Matildas coach Tony Gustavsson named four debutants in his first squad for internationals against Germany and the Netherlands later this month.
The 23-player party comprises 13 players that helped Australia qualify for the 2020 Tokyo Olympics, with defenders Laura Brock and Emma Checker, plus midfielders Amy Harrison, Amy Sayer and Ella Mastrantonio earning recalls.
Four uncapped players have also been added to the national team fold, including former Young Matildas Indiah-Paige Riley, Beatrice Goad and Alex Huynh. Dylan Holmes, who plays for BK Hachen in Sweden, rounds out the quartet.
The group will assemble in the Netherlands on 5 April. In their first matches since March 2020, Australia will face two of world football’s heavyweights in reigning Olympic gold medalists Germany and FIFA Women’s World Cup 2019 finalists, the Netherlands, on 11 and 14 April (AEST), respectively.
“With this camp and international matches, the preparations for the Tokyo 2020 Olympic Games take a significant step forward and I am eager to see what the players will bring to the environment,” said Gustavsson.
“Knowing the close bond between the playing group, this camp will be good for morale as we assemble for the first time in almost 400 days.”
“Even with all the challenges that have been presented, including the decision to exclude selection of Australian-based players, I believe this is a great chance to learn about the qualities of all the players, on and off the pitch.”
Six players from the 2020 AFC Women’s Olympic qualifiers are not available for selection including midfielder Katrina Gorry, who is expecting her first child in August.
Defender Steph Catley, midfielder Elise Kellond-Knight and forward Kyah Simon will continue injury rehabilitation in their home environments.
“Germany and the Netherlands are extremely tough teams with incredibly talented players. They provide an opportunity for the coaching staff, Mel Andreatta and I to evaluate the team and closely examine how we want to evolve,” Gustavsson added.

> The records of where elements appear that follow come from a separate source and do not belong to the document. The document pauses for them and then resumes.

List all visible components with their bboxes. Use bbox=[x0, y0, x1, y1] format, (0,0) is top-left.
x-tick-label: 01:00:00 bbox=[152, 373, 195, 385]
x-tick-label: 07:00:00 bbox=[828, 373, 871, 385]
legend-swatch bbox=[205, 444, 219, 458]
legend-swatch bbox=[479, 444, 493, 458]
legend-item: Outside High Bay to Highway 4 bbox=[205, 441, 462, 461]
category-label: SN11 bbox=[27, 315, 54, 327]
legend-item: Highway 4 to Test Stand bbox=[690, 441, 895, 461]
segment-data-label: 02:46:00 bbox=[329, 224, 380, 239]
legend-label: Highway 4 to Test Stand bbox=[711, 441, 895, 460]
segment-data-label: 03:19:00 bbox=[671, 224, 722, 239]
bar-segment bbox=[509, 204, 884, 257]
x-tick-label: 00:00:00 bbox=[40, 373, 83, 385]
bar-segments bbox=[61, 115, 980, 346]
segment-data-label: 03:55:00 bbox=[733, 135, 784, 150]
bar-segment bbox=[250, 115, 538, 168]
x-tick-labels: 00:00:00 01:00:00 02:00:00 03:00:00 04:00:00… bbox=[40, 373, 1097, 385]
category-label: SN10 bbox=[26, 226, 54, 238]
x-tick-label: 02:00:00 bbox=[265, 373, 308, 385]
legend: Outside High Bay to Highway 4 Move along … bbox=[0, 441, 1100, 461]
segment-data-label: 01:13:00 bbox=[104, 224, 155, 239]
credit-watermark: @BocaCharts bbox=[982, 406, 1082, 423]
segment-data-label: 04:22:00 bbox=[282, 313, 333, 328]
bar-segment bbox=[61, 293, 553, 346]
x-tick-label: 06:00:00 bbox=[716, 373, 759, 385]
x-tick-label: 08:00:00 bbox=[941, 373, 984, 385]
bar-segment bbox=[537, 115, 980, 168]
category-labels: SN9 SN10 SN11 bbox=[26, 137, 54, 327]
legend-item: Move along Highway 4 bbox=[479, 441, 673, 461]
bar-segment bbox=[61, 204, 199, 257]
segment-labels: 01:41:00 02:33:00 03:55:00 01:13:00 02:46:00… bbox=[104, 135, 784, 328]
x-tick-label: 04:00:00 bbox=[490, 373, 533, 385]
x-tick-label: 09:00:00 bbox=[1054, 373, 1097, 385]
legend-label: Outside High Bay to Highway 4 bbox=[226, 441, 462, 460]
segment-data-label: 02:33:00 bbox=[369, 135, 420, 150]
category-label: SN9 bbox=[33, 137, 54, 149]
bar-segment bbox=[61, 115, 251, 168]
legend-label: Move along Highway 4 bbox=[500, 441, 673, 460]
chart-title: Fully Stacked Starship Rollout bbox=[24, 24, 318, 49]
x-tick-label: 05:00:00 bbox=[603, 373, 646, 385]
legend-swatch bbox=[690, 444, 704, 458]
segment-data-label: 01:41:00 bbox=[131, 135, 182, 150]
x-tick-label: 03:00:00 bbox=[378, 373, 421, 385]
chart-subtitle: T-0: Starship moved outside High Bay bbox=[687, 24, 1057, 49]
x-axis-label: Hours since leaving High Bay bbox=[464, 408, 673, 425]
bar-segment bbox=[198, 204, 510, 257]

“The exciting part is that every player has the chance to prove themselves, whether they are an experienced player with almost 100 caps, or a player earning their first call up. On the back of the announcement of the host cities, this is not only about Olympic preparation but it is also the start of our road to the FIFA Women’s World Cup in 2023.”
Mackenzie Arnold (West Ham), Laura Brock (Avant de Guingamp), Ellie Carpenter (Lyon), Emma Checker (UMF Selfoss), Caitlin Foord (Arsenal), Mary Fowler (Montpellier), Emily Gielnik (Vittsjo GIK), Beatrice Goad (SV Meppen), Amy Harrison (PSV), Dylan Holmes (BK Hächen), Alexandra Huynh (Napoli), Alanna Kennedy (Tottenham Hotspur), Sam Kerr (Chelsea), Chloe Logarzo (Kansas City), Aivi Luik (Sevilla), Ella Mastranonio (Bristol City), Clare Polkinghorne (Vittsjo GIK), Hayley Raso (Everton), Indiah-Paige Riley (Fortuna Hjorring), Karly Roestbakken (LSK Kvinner), Amy Sayer (Stanford University), Emily Van Egmond (West Ham United), Lydia Williams (Arsenal).